Matt Shaw | Architizer
Remember those days in high school of thinking that being an architect meant glamorous commissions and an uninhibited creative license? Remember how all of you relatives said, “Well, we will always need buildings!”? Well, a lot has changed since then, and now being an architect comes with the struggle to find well-paying work and avoid deliriously long hours. But maybe these employment problems aren’t as bad as we think.
The Brookings Institution’s Hamilton Project has created a series of interactive infographics that show the median incomes of graduates from 80 different majors, as well as the lifetime income they can expect. The charts were made using information from the US Census Bureau’s American Community Survey, and they show the earning potential of every major in focus.

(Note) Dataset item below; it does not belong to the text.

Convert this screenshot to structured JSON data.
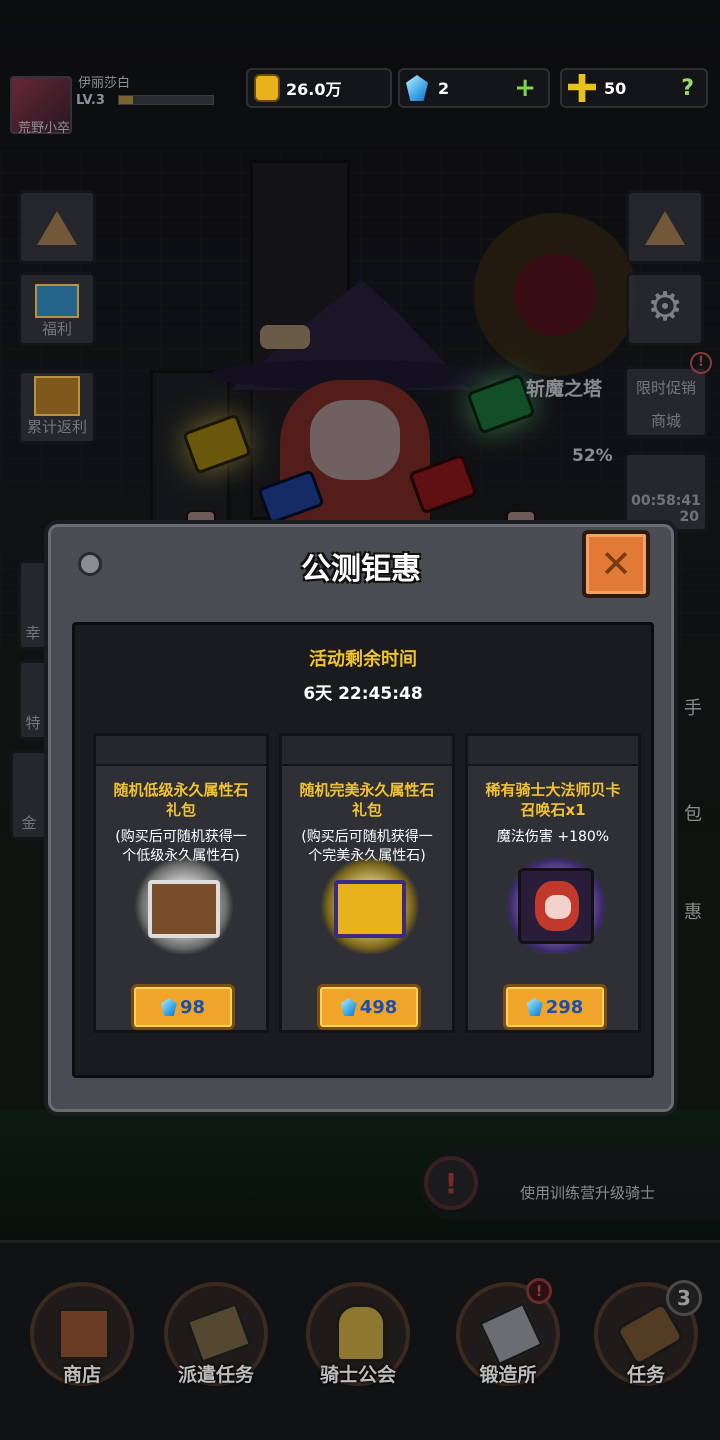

The forecast for architects is actually not so bad.
The median lifetime earnings for architecture graduates is lightly above average for all majors, which is encouraging news. Predictably, the degrees netting more cash are business, finance, and engineering majors. The other good news is that compared with the other creative fields such as Commercial Art, Graphic Design, and Music, Architecture does offer much higher yearly salaries and lifetime earnings.
ArchDaily compared architecture with Construction Services and Civil Engineering, revealing that these similar professions make slightly more than architecture over the long run. Lifetime earnings are higher for both, and architecture graduates make just about the median, which isn’t as bad as some people make it out to be.
So whether you are trying to choose between architecture and business, architecture and engineering, or architecture and art, these graphs can give you a good comparative analysis of where you will be upon graduation. Obviously, it’s hard to discern within these lines who exactly is earning what and doing what kind of work — and the stress and hourly demands are not factored in. But it’s a start, and a good one at that.